Game play is very simple. The oldest player in each team becomes the Question Master, asking the other teams their questions. The team with the youngest player goes first with the Question Master of that team selecting a card from the box – the cards all have four questions with the answers on one side so don’t let anyone else see them. The first (red) question is then read aloud to the opposing team, if a picture card the pictures are shown to the opposing team and then the questions asked or if a themed card the questions are read aloud for all players on all teams. If the question is answered correctly the playing piece for that team is moved to the first red space on the board. The same team is them asked the next question on the card, if correct moves to the next corresponding colour on the board. This continues until the green question has been asked. If a question is answered incorrectly the Question Master can ask their own team member the same question for a bonus move. Play then continues with the next team selecting a card and asking the questions. This continues until a player or team gets their piece to the Winning Zone in the centre of the board. Once in the Winning Zone you must answer a bonus question to win, this means that whoever is in the Winning Zone no longer participates in answering questions and moving around the board but has to wait until an answer is answered incorrectly to get the bonus question.
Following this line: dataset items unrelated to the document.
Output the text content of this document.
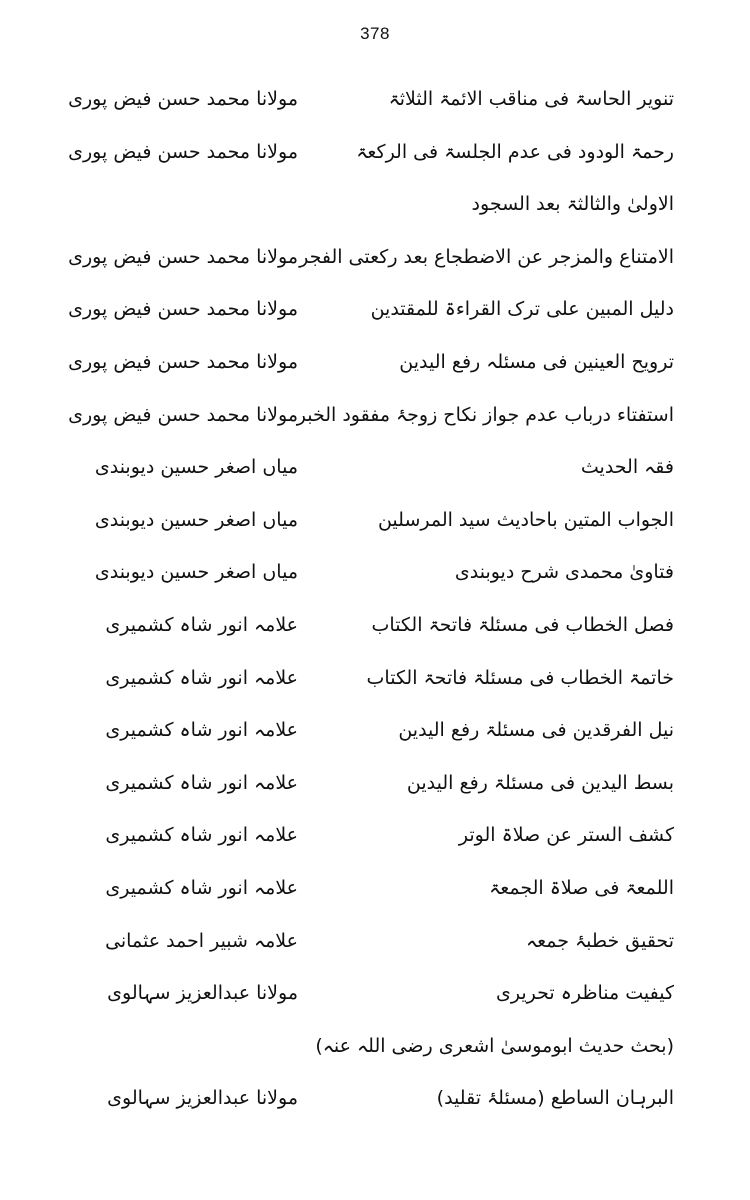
378
تنویر الحاسۃ فی مناقب الائمۃ الثلاثۃ
مولانا محمد حسن فیض پوری
رحمۃ الودود فی عدم الجلسۃ فی الرکعۃ
مولانا محمد حسن فیض پوری
الاولیٰ والثالثۃ بعد السجود
الامتناع والمزجر عن الاضطجاع بعد رکعتی الفجر
مولانا محمد حسن فیض پوری
دلیل المبین علی ترک القراءۃ للمقتدین
مولانا محمد حسن فیض پوری
ترویح العینین فی مسئلہ رفع الیدین
مولانا محمد حسن فیض پوری
استفتاء درباب عدم جواز نکاح زوجۂ مفقود الخبر
مولانا محمد حسن فیض پوری
فقہ الحدیث
میاں اصغر حسین دیوبندی
الجواب المتین باحادیث سید المرسلین
میاں اصغر حسین دیوبندی
فتاویٰ محمدی شرح دیوبندی
میاں اصغر حسین دیوبندی
فصل الخطاب فی مسئلۃ فاتحۃ الکتاب
علامہ انور شاہ کشمیری
خاتمۃ الخطاب فی مسئلۃ فاتحۃ الکتاب
علامہ انور شاہ کشمیری
نیل الفرقدین فی مسئلۃ رفع الیدین
علامہ انور شاہ کشمیری
بسط الیدین فی مسئلۃ رفع الیدین
علامہ انور شاہ کشمیری
کشف الستر عن صلاۃ الوتر
علامہ انور شاہ کشمیری
اللمعۃ فی صلاۃ الجمعۃ
علامہ انور شاہ کشمیری
تحقیق خطبۂ جمعہ
علامہ شبیر احمد عثمانی
کیفیت مناظرہ تحریری
مولانا عبدالعزیز سہالوی
(بحث حدیث ابوموسیٰ اشعری رضی اللہ عنہ)
البرہان الساطع (مسئلۂ تقلید)
مولانا عبدالعزیز سہالوی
Overall, we loved this game (the adults more so than the children just because of the level of general knowledge required, although there are questions that will suit all age levels). There are a wide variety of questions about cups of tea, names of pop singers, passports, football, television shows, history and lots more. As a team game it works very well as you can combine ages and different levels of knowledge.
Sample questions are:
Q. Where might you encounter toucans, pelicans and puffins while on a shopping trip?
A. They’re all types of pedestrian crossing
Q. What is the only letter in the English alphabet that is not one syllable?
A. The letter ‘W’
Q. What is the most popular fish used for Fish & Chips?
Q. What’s the UK’s most popular name for a girl born in December?
Q. Who were Randolph, Diana, Sarah, Mary and Marigold?
A. Winston Churchill’s children
We have really enjoyed playing this game. The questions are fun, unique and interesting, from the easy general knowledge to the bizarre and obscure but all things British. The rules are simple and game play is quite quick, especially as the more questions you answer from a card the bigger jumps you can make around the board as the coloured spaces are in a random pattern and not consecutive moves (so for the first question you might move two spaces, for the next you might move four but for the last you might move one).
We can highly recommend The Best of British and the more people playing, whether in teams or individually, makes the game so much better.
The Best of British is a fun game that all the family can be involved with and you will even learn some fun new fun and interesting facts with some of the excellent questions on the cards.